往日里喧嚣忙碌的胥吏衙役,此刻都噤若寒蝉,垂手侍立两旁,大气不敢出。
大堂之上,赵鼎正陪着一位面白无须、身着紫袍的内侍监太监说话,两人皆是面色凝重。
赵鼎一眼瞥见大官人进来,他抢上几步行礼:
「大人!您……您可算回来了!」
他身旁那位紫袍太监,正是官家身边颇得信任的梁师成。
梁师成缓缓转过身来,一双细长眼似笑非笑地上下打量着大官人,只微颔首:
「西门天章西门大人,真是大忙人啊,这开封府府衙都找不到你,咱家在此恭候多时了。
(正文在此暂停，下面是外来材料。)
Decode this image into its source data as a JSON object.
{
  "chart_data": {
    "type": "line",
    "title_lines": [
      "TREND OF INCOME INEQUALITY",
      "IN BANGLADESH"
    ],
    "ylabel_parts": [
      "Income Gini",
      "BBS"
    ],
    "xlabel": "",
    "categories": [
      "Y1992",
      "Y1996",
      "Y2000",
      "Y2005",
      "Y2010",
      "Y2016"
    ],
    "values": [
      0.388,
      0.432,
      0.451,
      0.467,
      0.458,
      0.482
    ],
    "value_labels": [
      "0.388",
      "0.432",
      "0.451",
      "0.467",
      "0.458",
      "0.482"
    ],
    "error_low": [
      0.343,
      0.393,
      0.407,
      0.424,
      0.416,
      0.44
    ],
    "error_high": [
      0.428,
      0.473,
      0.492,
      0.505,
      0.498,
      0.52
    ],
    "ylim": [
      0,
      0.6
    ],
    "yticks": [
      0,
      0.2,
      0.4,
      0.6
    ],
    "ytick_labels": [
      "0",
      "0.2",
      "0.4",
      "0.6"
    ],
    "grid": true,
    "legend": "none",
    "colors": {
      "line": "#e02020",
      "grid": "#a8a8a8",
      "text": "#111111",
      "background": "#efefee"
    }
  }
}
」他顿了顿,慢悠悠地拖长了调子:
「官家一一有口谕!宣你,即刻入宫,紫宸殿一一见驾!」
这边大官人痛揍王葫进宫。
那头大辽国内。
段景住使些手段,带着一夥绿林兄弟乔装改扮的,竟真个哄过了西夏国母耶律南仙的眼目,充作大辽使臣,堂而皇之入了兴庆府内城。
次日,便去拜谒那西夏太子,耶律南仙的儿子李仁爱。
这太子李仁爱也不过堪堪少年。
闻得是故国大辽来的使团,心下已是十分欢喜,又听说是专为那匹绝世名驹帝王保「万岁啼」寻配种良方来的,登时喜得抓耳挠腮,叫道:
「妙极!妙极!你们来得正好,这几日那宝贝不知怎地,恹恹地瘦将下来,正愁没个手段!」段景住觑着太子李仁爱脸上颜色,忙凑近一步,涎着脸道:「殿下洪福!我们随行马医,手段极是高明,专会调理这等龙驹。」
太子李仁爱听了,如同得了活宝,一叠声便要引他们去御马苑。
旁边侍立的一个老成侍卫,觑着段景住几个眼生,斗胆上前,低声道:「殿下,此乃外邦之人,御马苑重…」
话未说完,太子李仁爱早变了脸色,劈面啐道:「放肆!这是母後故国,我西夏盟友,大辽上邦来的贵客!什麽外邦不外邦!再敢罗隍,还不给本宫退下!」那侍卫唬得诺诺而退。
一行人簇拥着太子,兴冲冲便往马苑去。
行至半路,却撞见一队仪仗,正是那曹贵妃乘着步辇,曹贵妃在车中不出。
旁边跟着她的祖父、当朝国丈曹勉。
曹勉一眼觑见太子又往马苑跑,登时沉下脸来,咳嗽一声,拦住去路。
「太子殿下,」曹勉双手背後教训道,「圣上寄望殷殷,殿下当以圣贤书为重。这又是要往何处消遣?一国储君,不思社稷,终日与畜生为伍,成何体统!」
他目光如刀子般刮过段景住等人,满是厌恶。
太子李仁爱在这老国丈面前,气焰登时矮了半截,被训得面皮紫胀,只得连连躬身应「是」,口称「国丈教训得是」。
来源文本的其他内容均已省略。